I don’t recommend doing this with your main networks, as you will then be sending all of your broadcast traffic across the wire for (probably) no good reason. I’m doing it to fix some workstation deployment issues using a non-standard PXE boot appliance, as well as just to see if it is possible. Using VLANs in this manner essentially makes your VLAN’ed network portable between physical networks. Since the ip addresses don’t change (remember, it’s not a routed network), you can move your devices around from one site to another without having to renumber them. Keep in mind that their default router may be on the other side of the physical network, though, so you may want to fix that once you finish moving devices around.
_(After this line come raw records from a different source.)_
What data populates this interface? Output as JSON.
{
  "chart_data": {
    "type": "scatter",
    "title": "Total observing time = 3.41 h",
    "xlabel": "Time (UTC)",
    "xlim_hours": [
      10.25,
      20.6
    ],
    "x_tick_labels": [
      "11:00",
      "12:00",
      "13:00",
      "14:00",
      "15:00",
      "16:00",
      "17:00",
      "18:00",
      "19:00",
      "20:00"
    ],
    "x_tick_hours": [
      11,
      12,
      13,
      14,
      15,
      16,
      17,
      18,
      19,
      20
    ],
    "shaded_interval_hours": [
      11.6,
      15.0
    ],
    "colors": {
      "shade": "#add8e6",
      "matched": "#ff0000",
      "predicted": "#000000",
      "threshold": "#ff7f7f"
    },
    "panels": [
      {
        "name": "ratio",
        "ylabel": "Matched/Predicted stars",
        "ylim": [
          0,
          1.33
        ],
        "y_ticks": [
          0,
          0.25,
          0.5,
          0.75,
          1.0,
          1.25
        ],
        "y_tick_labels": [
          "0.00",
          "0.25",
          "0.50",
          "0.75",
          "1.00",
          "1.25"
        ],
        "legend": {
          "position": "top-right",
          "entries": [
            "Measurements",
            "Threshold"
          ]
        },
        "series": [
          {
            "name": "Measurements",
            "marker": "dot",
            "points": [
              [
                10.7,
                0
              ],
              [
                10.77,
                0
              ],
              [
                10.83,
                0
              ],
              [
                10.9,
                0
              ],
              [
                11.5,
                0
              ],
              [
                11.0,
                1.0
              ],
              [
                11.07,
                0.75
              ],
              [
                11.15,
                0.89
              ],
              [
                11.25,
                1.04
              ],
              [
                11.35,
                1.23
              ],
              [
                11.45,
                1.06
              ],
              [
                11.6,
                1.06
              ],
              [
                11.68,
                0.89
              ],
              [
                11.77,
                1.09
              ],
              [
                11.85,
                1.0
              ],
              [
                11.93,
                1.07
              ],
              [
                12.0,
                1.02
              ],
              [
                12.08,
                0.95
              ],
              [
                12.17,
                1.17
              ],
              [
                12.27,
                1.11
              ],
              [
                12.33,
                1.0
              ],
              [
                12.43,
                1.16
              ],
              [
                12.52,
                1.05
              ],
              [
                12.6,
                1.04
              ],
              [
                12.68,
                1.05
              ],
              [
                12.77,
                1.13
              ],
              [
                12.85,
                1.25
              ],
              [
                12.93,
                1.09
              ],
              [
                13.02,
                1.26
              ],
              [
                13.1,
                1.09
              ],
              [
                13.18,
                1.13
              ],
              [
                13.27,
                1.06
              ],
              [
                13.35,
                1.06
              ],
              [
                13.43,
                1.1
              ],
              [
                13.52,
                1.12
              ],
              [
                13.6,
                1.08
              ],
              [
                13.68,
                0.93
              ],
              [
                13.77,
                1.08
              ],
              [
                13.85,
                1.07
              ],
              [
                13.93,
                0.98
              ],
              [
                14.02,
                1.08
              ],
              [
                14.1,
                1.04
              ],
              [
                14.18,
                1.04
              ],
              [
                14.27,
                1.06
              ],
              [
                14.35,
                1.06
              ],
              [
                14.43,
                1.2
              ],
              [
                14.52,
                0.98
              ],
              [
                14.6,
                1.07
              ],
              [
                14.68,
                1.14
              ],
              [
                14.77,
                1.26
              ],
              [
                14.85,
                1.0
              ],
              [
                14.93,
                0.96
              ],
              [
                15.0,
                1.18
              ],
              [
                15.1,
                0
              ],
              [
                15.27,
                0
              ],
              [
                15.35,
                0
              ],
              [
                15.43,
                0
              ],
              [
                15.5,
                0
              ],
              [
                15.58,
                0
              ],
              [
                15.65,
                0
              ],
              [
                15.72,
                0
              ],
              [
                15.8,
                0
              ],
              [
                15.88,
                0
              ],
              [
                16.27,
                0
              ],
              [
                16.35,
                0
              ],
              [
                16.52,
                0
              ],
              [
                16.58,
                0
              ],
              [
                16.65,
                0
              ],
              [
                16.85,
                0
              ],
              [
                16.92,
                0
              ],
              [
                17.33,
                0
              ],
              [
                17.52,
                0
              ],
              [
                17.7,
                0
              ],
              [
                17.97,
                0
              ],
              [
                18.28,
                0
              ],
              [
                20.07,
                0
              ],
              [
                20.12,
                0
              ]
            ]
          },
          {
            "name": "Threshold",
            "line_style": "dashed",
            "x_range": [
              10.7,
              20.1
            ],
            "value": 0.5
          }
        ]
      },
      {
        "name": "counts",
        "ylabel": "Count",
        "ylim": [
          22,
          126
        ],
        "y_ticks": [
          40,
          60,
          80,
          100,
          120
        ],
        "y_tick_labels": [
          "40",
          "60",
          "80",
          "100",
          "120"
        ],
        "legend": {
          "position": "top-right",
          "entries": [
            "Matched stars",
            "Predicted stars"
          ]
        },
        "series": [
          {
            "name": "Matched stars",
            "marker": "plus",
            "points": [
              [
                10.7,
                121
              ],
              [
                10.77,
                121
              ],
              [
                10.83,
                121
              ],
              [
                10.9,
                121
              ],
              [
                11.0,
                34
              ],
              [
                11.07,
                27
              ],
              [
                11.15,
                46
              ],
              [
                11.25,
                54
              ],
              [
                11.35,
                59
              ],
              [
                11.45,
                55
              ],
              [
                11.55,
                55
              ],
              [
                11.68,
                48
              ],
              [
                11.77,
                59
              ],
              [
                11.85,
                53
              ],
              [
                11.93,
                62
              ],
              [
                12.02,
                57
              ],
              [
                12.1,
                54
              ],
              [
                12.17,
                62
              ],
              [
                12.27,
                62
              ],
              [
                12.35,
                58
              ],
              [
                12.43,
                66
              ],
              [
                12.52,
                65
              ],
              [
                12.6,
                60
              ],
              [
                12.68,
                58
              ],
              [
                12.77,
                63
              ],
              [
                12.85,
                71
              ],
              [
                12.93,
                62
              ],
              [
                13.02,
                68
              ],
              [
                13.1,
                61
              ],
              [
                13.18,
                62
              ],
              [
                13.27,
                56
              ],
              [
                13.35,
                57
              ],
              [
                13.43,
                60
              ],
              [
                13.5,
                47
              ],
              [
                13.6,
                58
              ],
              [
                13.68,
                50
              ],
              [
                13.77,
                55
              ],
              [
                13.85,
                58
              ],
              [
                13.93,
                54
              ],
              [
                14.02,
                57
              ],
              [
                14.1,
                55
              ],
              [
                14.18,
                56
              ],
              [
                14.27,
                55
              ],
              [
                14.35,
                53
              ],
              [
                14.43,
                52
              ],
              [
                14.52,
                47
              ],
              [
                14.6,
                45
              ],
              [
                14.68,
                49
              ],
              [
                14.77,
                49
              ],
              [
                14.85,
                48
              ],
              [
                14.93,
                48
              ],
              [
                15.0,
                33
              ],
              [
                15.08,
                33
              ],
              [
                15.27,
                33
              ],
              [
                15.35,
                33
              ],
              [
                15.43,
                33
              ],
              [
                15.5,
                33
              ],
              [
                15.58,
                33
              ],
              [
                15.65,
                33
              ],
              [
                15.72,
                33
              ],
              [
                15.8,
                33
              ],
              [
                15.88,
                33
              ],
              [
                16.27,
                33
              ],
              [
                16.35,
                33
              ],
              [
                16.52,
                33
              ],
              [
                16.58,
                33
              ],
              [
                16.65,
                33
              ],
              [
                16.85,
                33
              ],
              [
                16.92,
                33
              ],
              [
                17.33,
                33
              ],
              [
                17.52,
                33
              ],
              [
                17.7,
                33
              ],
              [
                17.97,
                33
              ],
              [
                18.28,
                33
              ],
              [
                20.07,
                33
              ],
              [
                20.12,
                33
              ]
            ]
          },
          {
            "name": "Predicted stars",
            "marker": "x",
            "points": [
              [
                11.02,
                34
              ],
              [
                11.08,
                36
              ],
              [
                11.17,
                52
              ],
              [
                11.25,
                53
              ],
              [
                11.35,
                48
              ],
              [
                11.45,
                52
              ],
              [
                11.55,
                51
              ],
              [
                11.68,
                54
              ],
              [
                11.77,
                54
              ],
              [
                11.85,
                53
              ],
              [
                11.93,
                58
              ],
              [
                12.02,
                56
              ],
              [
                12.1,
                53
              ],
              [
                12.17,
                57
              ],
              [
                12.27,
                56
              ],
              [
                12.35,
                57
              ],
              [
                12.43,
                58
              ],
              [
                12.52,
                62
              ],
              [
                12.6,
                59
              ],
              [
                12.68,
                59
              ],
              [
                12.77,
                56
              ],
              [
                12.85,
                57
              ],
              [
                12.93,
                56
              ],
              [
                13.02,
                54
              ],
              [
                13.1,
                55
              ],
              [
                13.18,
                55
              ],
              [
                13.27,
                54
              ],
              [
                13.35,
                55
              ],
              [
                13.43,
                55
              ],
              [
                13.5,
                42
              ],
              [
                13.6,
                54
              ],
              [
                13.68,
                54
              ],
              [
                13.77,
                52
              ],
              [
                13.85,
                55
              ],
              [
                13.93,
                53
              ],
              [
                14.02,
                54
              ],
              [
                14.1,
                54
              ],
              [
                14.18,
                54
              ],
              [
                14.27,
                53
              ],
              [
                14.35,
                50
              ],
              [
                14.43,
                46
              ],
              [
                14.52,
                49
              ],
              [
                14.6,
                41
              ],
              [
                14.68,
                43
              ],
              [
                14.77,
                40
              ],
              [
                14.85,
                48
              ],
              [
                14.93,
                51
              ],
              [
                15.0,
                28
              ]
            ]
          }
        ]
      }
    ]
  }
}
Bits and Pieces June 18, 2009

Posted by jamesisaac in Uncategorized.
Tags: , , ,
add a comment

The datacenter-in-waiting is starting to take shape in the corner of the server room. I’ve got the Cisco routers set up so they talk to each other over ethernet, and our new data center network is logically separated from the rest of the network.
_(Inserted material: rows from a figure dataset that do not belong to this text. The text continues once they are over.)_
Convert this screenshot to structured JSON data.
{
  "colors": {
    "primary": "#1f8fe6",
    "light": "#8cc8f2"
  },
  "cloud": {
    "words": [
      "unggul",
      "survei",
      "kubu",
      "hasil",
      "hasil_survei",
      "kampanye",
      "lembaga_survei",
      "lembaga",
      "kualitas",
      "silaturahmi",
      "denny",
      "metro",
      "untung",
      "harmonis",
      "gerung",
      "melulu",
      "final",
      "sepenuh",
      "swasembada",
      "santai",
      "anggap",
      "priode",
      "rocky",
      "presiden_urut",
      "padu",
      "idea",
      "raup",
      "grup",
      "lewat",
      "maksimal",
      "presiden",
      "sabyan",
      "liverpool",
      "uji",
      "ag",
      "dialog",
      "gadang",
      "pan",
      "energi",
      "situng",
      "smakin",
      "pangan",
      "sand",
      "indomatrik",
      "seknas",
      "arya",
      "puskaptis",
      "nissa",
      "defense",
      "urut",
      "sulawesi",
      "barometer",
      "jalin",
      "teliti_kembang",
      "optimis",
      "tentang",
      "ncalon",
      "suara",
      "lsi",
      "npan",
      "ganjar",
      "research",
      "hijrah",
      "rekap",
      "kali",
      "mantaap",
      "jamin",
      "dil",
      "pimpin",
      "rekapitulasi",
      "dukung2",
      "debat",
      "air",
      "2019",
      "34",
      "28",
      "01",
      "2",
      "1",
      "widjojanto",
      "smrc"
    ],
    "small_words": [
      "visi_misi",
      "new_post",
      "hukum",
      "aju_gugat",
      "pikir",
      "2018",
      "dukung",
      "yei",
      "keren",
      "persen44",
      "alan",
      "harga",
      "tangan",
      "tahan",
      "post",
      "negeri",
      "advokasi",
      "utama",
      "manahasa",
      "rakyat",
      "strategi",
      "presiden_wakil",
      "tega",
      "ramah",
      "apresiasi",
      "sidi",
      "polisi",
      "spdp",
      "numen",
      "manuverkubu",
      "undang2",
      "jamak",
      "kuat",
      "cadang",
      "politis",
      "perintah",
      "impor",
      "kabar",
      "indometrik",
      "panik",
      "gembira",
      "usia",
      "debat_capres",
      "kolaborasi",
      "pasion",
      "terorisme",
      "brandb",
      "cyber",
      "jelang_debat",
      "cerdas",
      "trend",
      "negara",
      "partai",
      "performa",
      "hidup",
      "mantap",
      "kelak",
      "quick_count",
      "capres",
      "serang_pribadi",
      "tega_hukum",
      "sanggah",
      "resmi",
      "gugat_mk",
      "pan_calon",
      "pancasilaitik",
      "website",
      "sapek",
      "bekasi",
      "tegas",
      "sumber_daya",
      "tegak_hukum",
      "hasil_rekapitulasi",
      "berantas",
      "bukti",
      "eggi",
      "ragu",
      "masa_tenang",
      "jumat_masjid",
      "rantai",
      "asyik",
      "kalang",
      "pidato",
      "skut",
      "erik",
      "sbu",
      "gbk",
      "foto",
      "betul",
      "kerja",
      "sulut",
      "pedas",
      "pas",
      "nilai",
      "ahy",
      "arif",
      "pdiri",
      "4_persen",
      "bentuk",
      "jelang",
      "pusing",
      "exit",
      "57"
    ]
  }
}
  • Configured the Belkin KVM-over-IP. It has a very simple interface; you connect to the web page and *bam*, you’re looking at the server switcher. Nothing extraneous here. Mouse tracking is a little finicky and seems to depend mostly on the “enhanced pointer” control inside the remote OS.
  • Looks like I will have to figure out how to trunk VLANs across the fiber to the DC for our phone integration. The Cisco guy was talking about a Layer 3 VLAN, or virtual interface, or something like that. Time to do some research.
  • Received one of our modem servers from www.siliconmechanics.com; they’re a systems integrator. Great to do business with. Problem of the day, though, is this: the new server has an Intel SATA controller. XP doesn’t have a native driver (and yes, we’re using XP on the server). With no floppy drive, how do you load XP? Check out www.nliteos.com if you haven’t yet – it’s amazingly easy to build a bootable Windows XP or 2003 CD with your text-mode drivers pre-installed. I’m making a few for each of our custom servers with the RAID controller, NIC, and video drivers pre-loaded. Had the same problem with an HP DL320 G5p server – I stuck in the SmartStart CD and it said, “Sorry, this disk controller is not supported.” What? What a monumental error HP made on that deal. How can they ship a server that doesn’t run SmartStart? Anyway, nLite to the rescue. I downloaded the SATA drivers from HP and built a new W2k3 installer CD and away we went.